Ma, essendo un piano sequenza molto lungo, Francis Ford Coppola ha lasciato correre. Pensando, fra sé e sé: Mickey, no! Va be’, non possiamo rifarla.
Sì, avete notato? Mickey non sa che fare con le braccia, poi le riporta attorno al petto, come uno ieratico saggio semi-ascetico e un po’ scemo, forse soltanto come un Marlon Brando ancor più bello.
Sì, io ho sempre schivato il sesso. Sempre, puntualmente.
Se fosse stato per me, sarei stato l’uomo con più ragazze della storia.
E dire che ero stato molto attento a non cascarci. Mi ero cautelato, mi ero volontariamente ammalato di metafisica e trascendenza per non frizionarmi negli erotismi, soprattutto di massa, di questa società laida e carnale.
Ma, ahimè, fu tutta colpa dell’ignoranza.
La gente non poteva più accettare un ragazzo di sana e robusta costituzione, vaccinato eppur scalognato che non voleva giocare di limonate e scaloppine.
E m’invogliò oscenamente a quello che avrete inteso.
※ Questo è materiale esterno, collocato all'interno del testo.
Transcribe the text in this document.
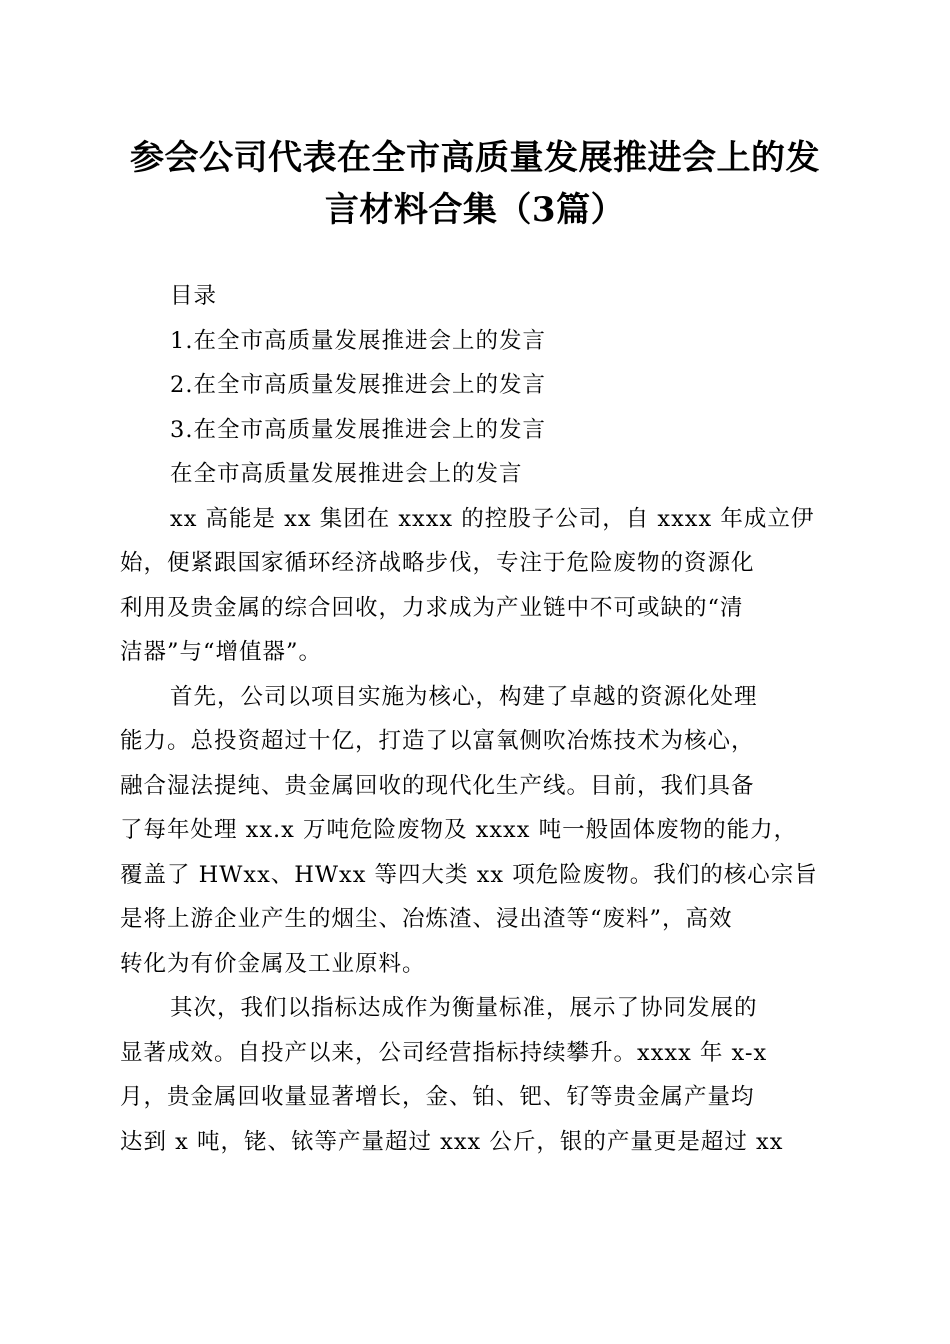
参会公司代表在全市高质量发展推进会上的发
言材料合集（3篇）

目录

1.在全市高质量发展推进会上的发言

2.在全市高质量发展推进会上的发言

3.在全市高质量发展推进会上的发言

在全市高质量发展推进会上的发言

xx 高能是 xx 集团在 xxxx 的控股子公司，自 xxxx 年成立伊

始，便紧跟国家循环经济战略步伐，专注于危险废物的资源化

利用及贵金属的综合回收，力求成为产业链中不可或缺的“清

洁器”与“增值器”。

首先，公司以项目实施为核心，构建了卓越的资源化处理

能力。总投资超过十亿，打造了以富氧侧吹冶炼技术为核心，

融合湿法提纯、贵金属回收的现代化生产线。目前，我们具备

了每年处理 xx.x 万吨危险废物及 xxxx 吨一般固体废物的能力，

覆盖了 HWxx、HWxx 等四大类 xx 项危险废物。我们的核心宗旨

是将上游企业产生的烟尘、冶炼渣、浸出渣等“废料”，高效

转化为有价金属及工业原料。

其次，我们以指标达成作为衡量标准，展示了协同发展的

显著成效。自投产以来，公司经营指标持续攀升。xxxx 年 x-x

月，贵金属回收量显著增长，金、铂、钯、钌等贵金属产量均

达到 x 吨，铑、铱等产量超过 xxx 公斤，银的产量更是超过 xx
Da allora, è stato veramente un incubo.
Telefonate in piena notte da parte di donne di ogni età, pedinamenti sotto casa da Glenn Close di Attrazione fatale, foto proibite inviatemi privatamente, denudazioni meschine e sfrontate, impavide e letali, una sciroccata che mi circuì e tentò d’adescarmi. Perché, se avessi accettato di andare a letto con lei, mi avrebbe raccomandato alla casa editrice Guanda.
Da me ebbe solo una portiera della macchina sbattuta in faccia.
Sì, nonostante tutto questo casino, di mio sto con la gamba accavallata sul divano e mi sparo un altro filmino.
Questo potrà farvi incazzare, ma io sono un diverso. Lo sono sempre stato.
E quello che voi avete fatto è stata una vergogna da poveretti maniaci.
Da dementi.
Come il mentecatto bavoso che, dietro il ridicolo nick di Brando, anni fa mi scrisse:
sei un coglione con una madre grassa e brutta e un padre idiota. E non sai che, mentre ti prendo il culo, sono con una bella guagliona a spassarmela. Fottiti!
Invero, scrisse ben di peggio.
Questa è stata comunque la frase di un ritardato che se l’andata a cercare.
E quello che gli è successo gli è stato solo giusto.
Un criminale ignobile, un mostro a cui ha buttato malissimo.
Perché a volte si può credere che dall’altra parte ci sia Tim Robbins di Mystic River e invece hai a che fare con uno dei più grandi amici di Rourke, Sean Penn.
Uno che si sdraia su una panca degli addominali alle 6 di mattina e, dopo cinque milioni di flessioni, si alza da essa a mezzogiorno.
E ti distrugge, piece by piece come Denzel Washington di Man on Fire.